Abstract 441: Zebrafish Larvae as a Model System for High-throughput, Image-based Genetic Screens in Dyslipidemia and Atherosclerosis

Abstract

Background: Genome-wide association (GWAS) have identified hundreds of loci that are robustly associated with the risk of cardiometabolic risk factors and diseases. With few exceptions, the causal genes through which these loci influence disease risk remain uncharacterized. Since murine model systems are not suitable for systematic characterization of candidate genes in hundreds of loci, novel in vivo model systems are desirable. Methods: My group has developed and validated zebrafish model systems that make optimal use of: 1) the zebrafish’ well-annotated genome, with orthologues of at least 71.4% of human genes; 2) recent developments in multiplex CRISPR-Cas9-based mutagenesis; 3) advances in automated positioning of non-embedded zebrafish larvae; 4) fluorescent transgenes and dyes; and 5) custom-written image-quantification pipelines. Results: Five days of overfeeding, dietary cholesterol supplementation and/or exposure to glucose induce atherogenic and insulin resistant phenotypes (higher/more whole-body LDL cholesterol (LDLc) and triglyceride levels; vascular foam cell formation and inflammation; beta-cell number and volume; subcutaneous and hepatic accumulation of fat) that can largely be prevented by concomitant treatment with lipid-lowering or diabetes medication (N>4000).
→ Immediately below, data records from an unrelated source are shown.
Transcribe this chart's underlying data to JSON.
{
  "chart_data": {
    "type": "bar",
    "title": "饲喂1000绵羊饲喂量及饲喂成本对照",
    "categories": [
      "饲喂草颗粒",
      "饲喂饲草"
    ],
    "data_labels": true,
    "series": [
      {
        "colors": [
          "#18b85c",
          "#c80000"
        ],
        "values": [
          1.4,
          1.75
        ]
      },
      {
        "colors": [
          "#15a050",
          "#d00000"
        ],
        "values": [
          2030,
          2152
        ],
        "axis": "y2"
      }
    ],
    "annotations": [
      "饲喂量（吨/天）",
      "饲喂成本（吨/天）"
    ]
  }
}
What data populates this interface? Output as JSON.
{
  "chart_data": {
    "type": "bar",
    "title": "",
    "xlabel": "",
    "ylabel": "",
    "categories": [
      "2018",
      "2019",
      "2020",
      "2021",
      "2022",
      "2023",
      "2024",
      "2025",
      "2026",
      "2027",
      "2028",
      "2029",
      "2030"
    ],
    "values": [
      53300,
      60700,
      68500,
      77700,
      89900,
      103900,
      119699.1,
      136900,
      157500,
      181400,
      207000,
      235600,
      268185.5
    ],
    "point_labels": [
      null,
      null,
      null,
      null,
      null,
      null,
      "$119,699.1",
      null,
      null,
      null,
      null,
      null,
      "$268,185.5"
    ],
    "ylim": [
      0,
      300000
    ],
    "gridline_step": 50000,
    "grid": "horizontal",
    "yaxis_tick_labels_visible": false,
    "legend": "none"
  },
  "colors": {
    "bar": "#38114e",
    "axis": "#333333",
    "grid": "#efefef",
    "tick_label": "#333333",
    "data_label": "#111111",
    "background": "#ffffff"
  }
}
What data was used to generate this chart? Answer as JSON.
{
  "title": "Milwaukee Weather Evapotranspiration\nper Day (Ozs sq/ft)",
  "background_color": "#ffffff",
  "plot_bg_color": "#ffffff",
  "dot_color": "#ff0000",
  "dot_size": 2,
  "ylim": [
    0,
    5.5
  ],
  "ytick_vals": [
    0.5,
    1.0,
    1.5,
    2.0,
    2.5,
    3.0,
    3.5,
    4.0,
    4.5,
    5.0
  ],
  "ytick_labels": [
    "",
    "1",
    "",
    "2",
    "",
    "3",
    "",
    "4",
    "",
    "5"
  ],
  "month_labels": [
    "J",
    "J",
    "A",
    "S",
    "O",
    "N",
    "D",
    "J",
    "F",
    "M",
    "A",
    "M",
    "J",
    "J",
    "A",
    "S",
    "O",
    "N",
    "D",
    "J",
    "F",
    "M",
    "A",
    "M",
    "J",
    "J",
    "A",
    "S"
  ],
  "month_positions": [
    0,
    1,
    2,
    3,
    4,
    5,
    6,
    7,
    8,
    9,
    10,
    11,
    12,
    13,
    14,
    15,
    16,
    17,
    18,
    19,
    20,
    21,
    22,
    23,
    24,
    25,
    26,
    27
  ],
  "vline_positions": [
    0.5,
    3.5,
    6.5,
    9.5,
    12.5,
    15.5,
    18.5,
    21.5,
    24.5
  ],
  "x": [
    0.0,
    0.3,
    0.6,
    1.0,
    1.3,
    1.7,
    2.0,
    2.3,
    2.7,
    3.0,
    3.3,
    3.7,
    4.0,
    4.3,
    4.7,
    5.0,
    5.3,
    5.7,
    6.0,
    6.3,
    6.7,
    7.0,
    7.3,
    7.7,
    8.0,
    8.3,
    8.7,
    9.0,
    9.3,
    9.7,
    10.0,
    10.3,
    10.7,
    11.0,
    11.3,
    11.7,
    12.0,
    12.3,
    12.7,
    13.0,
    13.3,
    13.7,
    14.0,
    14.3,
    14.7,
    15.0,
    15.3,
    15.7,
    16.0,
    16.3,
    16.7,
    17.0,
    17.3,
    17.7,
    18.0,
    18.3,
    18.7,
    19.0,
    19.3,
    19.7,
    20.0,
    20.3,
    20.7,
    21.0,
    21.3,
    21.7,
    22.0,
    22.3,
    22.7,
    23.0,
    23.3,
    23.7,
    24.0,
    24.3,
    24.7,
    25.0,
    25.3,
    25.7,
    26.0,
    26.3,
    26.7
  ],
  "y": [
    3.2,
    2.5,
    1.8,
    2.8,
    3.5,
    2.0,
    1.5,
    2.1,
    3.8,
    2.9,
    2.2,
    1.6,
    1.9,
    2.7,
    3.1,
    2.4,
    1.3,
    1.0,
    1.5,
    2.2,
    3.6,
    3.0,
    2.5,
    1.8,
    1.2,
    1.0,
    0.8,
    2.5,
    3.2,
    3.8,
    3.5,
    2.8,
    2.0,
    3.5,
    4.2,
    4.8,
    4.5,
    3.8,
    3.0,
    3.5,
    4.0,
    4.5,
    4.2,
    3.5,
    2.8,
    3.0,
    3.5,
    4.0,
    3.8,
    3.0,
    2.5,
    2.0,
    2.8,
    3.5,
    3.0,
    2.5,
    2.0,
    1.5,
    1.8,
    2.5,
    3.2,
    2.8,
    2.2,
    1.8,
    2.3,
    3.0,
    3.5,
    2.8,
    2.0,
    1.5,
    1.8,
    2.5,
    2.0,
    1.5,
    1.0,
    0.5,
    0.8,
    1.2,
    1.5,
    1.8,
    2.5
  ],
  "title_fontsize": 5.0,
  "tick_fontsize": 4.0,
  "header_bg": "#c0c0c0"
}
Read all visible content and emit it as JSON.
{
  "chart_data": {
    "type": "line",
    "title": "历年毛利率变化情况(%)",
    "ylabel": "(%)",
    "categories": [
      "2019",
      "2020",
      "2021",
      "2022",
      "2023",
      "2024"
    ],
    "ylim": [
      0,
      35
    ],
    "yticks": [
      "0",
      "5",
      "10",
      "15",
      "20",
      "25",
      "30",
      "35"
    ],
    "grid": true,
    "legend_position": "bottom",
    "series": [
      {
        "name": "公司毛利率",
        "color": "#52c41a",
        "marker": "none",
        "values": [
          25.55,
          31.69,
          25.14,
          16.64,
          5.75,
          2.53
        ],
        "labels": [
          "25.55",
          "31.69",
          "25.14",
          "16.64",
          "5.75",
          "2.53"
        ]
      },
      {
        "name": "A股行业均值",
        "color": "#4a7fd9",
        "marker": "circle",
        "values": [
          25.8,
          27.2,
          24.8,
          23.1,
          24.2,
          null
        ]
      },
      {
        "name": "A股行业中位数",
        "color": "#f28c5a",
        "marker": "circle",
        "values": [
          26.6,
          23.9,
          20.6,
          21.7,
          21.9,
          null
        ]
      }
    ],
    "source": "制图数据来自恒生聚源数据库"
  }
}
In line with recent results in humans, treatment with atorvastatin and ezetimibe results in higher whole-body glucose levels (N~835). Each additional mutated allele in zebrafish orthologues of APOE results in higher LDLc levels, while mutations in LDLR affect vascular infiltration by lipids and macrophages (N~330). Ongoing characterization of 37 prioritized genes in GWAS-identified loci for triglyceride levels identified genes that influence triglycerides, LDLc, and/or vascular inflammatory and atherogenic traits, while characterizing prioritized genes in loci associated with heart rate variability yielded genes that influence cardiac rate and rhythm. Conclusions: Systematic characterization of candidate genes for cardiometabolic traits in zebrafish model systems will help increase our understanding of human disease and identify novel targets that can be translated into efficient therapeutics.